Добавить в цитаты Настройки чтения

Страница 59 из 115

Как чувствовала Аксинья, готовя впрок соленья да варенья: пригодятся!

Настала весна. Аксинья родила сынишку, дочкам на радость, себе на великий труд. Рожала трудно, от разрывов только попущением Божьим не померла, а кричала так, что на другом конце улицы слышно было. А бабы ворчат: ишь, раскричалась, ровно благородная! Побежала Машка за повитухой. Настёна воды согрела. Сутки Аксинья промучилась, наконец, родила. К груди его приложила и плачет: отец-то сына не увидел. Как ты его, безотцовщину, прокормишь, как вырастишь?

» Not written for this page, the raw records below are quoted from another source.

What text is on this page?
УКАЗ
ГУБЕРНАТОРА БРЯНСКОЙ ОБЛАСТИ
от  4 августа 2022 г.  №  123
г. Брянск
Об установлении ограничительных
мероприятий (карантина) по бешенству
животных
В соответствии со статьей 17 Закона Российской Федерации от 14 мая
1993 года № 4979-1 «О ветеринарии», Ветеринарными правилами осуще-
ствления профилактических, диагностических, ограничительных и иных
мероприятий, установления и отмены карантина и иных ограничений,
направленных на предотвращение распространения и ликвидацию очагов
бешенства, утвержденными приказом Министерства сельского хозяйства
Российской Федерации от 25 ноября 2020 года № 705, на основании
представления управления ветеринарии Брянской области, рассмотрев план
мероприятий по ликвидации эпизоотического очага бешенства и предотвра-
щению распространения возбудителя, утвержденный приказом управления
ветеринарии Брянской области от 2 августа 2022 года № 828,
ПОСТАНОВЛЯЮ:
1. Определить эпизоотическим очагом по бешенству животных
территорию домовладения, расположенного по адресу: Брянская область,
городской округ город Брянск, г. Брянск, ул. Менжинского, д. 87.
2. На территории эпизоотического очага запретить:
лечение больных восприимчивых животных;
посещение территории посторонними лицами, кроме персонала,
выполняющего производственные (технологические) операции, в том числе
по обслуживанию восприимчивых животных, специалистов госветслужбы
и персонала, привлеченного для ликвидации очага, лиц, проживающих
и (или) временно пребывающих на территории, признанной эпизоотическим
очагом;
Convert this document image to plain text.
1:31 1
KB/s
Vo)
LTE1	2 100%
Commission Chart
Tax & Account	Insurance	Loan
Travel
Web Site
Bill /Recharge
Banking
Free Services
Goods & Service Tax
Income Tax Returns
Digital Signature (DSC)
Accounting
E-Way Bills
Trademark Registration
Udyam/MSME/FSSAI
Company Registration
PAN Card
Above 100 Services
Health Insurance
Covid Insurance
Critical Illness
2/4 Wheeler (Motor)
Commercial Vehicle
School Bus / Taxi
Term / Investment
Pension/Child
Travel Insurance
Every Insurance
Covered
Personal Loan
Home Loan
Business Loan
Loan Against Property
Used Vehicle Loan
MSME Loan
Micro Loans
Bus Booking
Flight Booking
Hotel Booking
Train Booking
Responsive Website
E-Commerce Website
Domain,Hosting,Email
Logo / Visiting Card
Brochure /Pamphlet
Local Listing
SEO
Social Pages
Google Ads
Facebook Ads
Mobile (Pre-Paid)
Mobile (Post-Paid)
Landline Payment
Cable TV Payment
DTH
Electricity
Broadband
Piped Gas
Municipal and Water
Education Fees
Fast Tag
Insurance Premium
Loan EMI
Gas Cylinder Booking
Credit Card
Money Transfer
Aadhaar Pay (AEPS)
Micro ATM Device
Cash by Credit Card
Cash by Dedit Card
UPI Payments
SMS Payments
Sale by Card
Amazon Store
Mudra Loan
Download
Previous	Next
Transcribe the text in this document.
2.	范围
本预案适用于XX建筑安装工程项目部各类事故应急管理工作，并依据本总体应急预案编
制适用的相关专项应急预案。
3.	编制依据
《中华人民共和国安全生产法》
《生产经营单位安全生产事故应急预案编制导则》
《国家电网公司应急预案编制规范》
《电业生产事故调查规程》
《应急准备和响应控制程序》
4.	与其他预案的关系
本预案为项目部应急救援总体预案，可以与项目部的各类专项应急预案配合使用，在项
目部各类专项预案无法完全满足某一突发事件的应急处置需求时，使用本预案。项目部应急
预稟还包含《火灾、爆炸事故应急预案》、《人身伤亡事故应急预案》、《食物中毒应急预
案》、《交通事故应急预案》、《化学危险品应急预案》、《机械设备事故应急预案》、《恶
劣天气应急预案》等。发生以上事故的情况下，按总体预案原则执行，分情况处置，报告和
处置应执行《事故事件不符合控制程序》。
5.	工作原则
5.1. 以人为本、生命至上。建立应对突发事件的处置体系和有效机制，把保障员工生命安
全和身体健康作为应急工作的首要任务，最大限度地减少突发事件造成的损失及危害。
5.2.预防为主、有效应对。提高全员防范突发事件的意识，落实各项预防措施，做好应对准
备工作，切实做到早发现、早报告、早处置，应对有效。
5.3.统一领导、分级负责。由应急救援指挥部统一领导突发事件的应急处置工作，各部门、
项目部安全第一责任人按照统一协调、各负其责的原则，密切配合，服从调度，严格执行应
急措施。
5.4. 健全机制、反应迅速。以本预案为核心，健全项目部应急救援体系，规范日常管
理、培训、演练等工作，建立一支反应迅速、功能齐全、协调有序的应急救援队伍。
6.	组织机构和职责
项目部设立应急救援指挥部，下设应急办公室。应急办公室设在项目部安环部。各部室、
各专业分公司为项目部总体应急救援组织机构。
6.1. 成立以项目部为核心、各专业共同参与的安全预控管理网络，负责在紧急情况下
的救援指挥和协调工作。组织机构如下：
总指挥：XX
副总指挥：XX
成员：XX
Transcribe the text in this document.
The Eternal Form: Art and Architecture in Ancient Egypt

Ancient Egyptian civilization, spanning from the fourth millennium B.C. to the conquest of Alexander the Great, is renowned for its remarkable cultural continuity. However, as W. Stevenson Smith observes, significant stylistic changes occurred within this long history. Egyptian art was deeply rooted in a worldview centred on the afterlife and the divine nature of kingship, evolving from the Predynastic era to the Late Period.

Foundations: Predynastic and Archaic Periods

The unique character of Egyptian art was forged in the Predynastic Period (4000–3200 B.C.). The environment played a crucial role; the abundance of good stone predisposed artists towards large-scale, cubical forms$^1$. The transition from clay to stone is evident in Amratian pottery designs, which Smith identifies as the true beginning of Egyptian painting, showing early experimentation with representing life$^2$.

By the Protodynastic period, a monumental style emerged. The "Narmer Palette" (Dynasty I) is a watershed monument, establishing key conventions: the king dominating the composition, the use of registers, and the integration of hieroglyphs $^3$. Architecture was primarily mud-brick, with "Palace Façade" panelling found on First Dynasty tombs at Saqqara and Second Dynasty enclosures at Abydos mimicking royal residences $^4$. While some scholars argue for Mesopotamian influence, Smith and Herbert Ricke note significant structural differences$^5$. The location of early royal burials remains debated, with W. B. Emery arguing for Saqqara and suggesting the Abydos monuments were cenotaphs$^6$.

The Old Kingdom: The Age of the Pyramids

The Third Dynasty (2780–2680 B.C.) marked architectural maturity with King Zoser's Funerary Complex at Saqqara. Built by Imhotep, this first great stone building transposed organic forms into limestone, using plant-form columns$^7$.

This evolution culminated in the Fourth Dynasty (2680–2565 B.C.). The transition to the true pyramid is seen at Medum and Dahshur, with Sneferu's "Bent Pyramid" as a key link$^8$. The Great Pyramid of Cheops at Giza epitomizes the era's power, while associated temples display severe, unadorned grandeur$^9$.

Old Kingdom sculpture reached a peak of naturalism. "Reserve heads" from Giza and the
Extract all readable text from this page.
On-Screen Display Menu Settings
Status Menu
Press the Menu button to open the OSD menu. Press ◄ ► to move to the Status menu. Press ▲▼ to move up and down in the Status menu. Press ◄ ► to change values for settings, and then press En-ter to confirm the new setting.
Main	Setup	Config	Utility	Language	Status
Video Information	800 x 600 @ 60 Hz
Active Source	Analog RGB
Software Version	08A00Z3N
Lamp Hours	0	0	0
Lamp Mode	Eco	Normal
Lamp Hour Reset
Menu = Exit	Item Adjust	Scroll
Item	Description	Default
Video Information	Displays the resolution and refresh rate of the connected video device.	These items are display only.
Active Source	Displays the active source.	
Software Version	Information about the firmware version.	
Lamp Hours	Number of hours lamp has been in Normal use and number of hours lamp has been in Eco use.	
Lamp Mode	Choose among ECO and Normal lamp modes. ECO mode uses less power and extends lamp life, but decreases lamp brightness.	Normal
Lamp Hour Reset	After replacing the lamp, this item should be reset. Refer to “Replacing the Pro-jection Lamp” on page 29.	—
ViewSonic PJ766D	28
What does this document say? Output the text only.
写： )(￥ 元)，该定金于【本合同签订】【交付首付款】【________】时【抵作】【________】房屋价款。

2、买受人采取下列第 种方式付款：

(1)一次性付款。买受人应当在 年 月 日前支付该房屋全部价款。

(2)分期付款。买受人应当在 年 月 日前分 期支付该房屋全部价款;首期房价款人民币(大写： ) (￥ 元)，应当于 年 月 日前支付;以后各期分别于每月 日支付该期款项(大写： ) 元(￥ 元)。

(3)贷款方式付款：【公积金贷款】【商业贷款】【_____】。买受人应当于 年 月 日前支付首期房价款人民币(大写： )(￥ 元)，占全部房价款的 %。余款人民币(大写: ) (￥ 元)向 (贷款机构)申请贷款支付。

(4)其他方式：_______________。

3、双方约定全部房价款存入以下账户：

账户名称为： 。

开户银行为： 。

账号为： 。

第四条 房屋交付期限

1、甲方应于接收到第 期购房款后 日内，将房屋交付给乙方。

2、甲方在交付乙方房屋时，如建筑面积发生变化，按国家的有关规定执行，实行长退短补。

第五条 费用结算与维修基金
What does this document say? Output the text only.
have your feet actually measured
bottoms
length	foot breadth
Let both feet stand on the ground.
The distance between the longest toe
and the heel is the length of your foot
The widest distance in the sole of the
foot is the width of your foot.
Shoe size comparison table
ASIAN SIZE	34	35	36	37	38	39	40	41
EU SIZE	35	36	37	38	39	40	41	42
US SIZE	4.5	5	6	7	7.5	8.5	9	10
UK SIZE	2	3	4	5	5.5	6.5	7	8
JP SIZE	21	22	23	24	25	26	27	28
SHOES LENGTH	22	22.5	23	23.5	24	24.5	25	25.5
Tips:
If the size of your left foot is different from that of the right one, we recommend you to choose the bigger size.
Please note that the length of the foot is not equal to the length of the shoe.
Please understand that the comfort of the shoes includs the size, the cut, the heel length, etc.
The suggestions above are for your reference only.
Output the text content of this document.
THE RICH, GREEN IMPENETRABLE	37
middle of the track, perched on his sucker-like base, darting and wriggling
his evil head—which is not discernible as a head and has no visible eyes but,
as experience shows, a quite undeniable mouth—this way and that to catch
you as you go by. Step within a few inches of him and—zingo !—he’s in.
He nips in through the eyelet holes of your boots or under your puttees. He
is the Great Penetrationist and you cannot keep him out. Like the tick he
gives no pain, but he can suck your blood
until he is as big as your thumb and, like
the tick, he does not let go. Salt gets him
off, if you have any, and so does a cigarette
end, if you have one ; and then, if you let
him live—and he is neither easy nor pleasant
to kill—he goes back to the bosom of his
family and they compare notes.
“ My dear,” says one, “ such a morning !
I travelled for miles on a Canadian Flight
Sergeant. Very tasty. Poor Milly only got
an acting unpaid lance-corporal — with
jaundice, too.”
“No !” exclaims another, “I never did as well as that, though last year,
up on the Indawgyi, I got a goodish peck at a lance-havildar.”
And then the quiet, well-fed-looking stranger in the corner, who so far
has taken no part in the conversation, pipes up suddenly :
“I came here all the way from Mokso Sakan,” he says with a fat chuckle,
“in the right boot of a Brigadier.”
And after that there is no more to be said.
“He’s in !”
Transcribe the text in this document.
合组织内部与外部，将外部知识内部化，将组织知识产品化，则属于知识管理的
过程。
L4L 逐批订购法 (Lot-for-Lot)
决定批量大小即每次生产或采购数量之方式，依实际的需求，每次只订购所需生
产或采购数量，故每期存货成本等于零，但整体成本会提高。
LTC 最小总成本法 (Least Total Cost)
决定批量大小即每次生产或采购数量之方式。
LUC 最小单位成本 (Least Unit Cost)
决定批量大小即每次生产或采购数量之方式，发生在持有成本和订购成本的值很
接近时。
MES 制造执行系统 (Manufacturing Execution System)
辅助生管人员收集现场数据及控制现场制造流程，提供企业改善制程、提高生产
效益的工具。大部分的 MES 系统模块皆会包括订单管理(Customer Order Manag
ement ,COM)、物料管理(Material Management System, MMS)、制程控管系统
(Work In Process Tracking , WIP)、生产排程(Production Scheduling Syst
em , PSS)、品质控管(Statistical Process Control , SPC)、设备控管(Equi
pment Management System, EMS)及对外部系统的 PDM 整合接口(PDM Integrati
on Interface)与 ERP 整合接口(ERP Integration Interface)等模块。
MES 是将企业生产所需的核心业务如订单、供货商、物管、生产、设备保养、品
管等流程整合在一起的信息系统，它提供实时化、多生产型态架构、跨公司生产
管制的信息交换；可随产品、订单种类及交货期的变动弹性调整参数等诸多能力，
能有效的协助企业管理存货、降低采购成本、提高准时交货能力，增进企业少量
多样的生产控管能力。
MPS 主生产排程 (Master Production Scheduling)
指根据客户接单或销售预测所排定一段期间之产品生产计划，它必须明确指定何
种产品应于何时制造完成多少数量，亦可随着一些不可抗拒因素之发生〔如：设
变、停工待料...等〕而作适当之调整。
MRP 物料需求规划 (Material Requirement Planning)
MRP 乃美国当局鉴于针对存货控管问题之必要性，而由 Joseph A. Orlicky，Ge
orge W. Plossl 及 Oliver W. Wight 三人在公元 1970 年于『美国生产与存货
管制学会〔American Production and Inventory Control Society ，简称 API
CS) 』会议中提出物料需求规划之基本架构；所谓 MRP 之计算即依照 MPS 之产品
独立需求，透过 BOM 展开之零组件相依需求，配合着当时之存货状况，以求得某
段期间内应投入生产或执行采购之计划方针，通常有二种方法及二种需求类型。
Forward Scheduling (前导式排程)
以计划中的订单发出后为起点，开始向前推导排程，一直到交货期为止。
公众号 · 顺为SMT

А последние деньги ушли, чтобы малого братца, Данилку, окрестить.

Потеплело, снег сошел. Пора на пахоту выходить, а кто пахать-то будет? Запрягли Машка с Настёнкой лошаденку и ну вдвоем стараться. Перешучиваются: вдвоем, мол, веселее, за одного пахаря сгодимся. Да одно дело, когда взрослый сноровистый мужик пашет, а другое – когда две девчонки, одна из которых еще дитя, да и вторая немногим старше. Еле-еле работа у них двигалась.

Наконец вышла к ним и Аксинья. Данилку спеленала, рот жеваным хлебом в платочке заткнула и встала за плуг рядом с дочками… Сарафан от молока промок, Данилка хлеб выплюнул и давай реветь – титьку требует. Машка и говорит: «Мамка, покорми его, мы сами справимся». Послушалась Аксинья, побежала, покормила мальца – и обратно на пашню. Боялась она, что дочки надорвутся от тяжелого труда.

Так поле и вспахали втроем, так втроем и засеяли – под Данилкин рев…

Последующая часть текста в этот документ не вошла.